- Born: John Whitfield Mecom January 13, 1911 Liberty, Texas, U.S.
- Died: October 12, 1981 (aged 70) Houston, Texas, U.S.
- Occupation: Independent oilman
- Spouse: Mary Elizabeth (d. 1996)
- Children: John W. Mecom Jr.

= John W. Mecom Sr. =

American businessman (1911–1981)

John Whitfield Mecom Sr. (January 13, 1911 - October 12, 1981), was an American independent oilman.

Mecom acquired abandoned oil wells and made them profitable. He developed new fields from Louisiana to Saudi Arabia.

He was once ranked as one of the top oil independents; however, he filed for bankruptcy in 1970. After reorganizing his John W. Mecom Company, he reopened his company, which he subsequently operated with his son, John W. Mecom Jr., former owner of the New Orleans Saints NFL football team.

On December 18, 1964, a C82 Packet owned by Mecom was shot down by the Egyptian air force, killing both pilot and co-pilot after failing to log a flight plan and failing to land at Alexandria after repeated requests. (see FAA report which blames Mecom's pilot). The incident strained U.S.-Egypt relations, Mecom being a friend and donor of U.S. President Lyndon B. Johnson. The Egyptian government said that the plane was shot down by its MiG fighter jets after ignoring a repeated warning to land. Mecom was not on the plane which was on a routine trip to purchase drilling detergent for his oil business.

In December 1965, Mecom offered to buy the Houston Chronicle, its building, the Rice Hotel and a 35 percent interest in Texas Commerce National Bank from Houston Endowment Inc. The offer included a down payment of one million dollars. However, Mecom was unable to raise the additional cash to complete the sale and canceled the transaction.

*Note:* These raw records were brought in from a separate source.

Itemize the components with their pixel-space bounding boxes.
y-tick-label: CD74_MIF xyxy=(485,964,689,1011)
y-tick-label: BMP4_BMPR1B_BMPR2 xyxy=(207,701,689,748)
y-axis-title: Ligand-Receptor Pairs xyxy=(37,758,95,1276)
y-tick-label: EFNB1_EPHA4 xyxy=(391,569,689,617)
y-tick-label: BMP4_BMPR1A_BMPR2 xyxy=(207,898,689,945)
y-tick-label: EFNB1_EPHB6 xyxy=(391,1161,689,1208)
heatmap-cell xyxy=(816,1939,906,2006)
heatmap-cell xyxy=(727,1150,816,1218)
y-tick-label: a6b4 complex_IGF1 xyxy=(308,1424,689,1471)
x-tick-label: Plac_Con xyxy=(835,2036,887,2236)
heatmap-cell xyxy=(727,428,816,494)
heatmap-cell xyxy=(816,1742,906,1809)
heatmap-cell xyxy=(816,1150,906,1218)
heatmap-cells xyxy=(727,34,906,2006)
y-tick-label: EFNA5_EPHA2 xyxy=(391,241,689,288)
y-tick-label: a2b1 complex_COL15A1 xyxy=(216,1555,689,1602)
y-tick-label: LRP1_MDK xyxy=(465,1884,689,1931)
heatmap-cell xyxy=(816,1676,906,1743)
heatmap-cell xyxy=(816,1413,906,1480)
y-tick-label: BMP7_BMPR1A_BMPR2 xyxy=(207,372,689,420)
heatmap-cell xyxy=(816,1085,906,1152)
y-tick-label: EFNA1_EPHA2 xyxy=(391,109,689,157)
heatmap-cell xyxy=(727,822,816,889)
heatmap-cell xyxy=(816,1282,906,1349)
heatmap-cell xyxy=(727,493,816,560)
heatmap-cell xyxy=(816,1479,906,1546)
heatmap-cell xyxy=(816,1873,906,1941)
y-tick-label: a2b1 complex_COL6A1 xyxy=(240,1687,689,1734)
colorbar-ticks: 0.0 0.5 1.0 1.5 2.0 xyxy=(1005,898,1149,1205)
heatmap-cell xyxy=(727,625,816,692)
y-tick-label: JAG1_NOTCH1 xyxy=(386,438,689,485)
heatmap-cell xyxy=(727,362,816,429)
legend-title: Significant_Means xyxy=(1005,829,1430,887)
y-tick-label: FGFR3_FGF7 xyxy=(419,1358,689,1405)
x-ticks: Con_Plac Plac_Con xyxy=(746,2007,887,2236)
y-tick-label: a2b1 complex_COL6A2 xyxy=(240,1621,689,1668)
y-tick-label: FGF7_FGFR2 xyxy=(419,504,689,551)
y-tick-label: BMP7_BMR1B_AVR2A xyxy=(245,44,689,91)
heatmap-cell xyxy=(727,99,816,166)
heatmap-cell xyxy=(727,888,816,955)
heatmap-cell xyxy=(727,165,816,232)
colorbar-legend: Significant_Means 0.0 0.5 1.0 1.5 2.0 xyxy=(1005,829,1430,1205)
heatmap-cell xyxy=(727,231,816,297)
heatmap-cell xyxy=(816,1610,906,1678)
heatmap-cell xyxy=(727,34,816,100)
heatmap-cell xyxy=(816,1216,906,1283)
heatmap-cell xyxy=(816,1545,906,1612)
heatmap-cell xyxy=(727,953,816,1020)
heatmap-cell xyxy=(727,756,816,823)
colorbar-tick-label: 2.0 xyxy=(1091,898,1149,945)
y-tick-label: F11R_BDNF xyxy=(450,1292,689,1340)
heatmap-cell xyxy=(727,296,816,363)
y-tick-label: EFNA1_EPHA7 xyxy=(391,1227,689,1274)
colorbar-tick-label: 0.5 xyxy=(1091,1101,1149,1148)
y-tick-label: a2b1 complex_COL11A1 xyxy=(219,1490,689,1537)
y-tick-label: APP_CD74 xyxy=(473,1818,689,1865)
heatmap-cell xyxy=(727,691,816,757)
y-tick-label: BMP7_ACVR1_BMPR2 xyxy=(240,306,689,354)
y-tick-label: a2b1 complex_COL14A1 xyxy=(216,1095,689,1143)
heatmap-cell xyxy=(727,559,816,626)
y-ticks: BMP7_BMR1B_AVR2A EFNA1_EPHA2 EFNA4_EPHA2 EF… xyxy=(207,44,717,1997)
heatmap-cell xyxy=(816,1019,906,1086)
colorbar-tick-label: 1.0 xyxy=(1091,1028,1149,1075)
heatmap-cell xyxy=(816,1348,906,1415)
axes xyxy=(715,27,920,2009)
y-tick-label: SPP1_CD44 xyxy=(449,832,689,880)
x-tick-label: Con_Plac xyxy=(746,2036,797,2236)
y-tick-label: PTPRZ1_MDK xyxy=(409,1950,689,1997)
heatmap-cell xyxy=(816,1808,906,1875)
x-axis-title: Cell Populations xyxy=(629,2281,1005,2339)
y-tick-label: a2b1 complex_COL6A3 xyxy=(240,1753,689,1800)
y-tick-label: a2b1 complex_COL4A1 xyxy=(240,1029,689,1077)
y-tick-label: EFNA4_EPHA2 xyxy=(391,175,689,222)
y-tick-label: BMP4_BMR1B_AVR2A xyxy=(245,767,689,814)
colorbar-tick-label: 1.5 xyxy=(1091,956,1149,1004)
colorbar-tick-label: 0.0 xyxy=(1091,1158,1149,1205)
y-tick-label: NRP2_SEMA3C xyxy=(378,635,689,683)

In the 1960s, Mecom partnered with Patrick F. Taylor, who held a degree in petroleum engineering from Louisiana State University. In 1974, the two started the Circle Bar Drilling Company, which they sold in 1979. Taylor then established his own oil company in New Orleans, Louisiana, and subsequently became known as an educational philanthropist.

John Mecom owned and raced Thoroughbreds which included Narushua that finished 11th in the 1965 Kentucky Derby and the multiple stakes-winning gelding Rushing Man that finished 14th in the 1975 Kentucky Derby.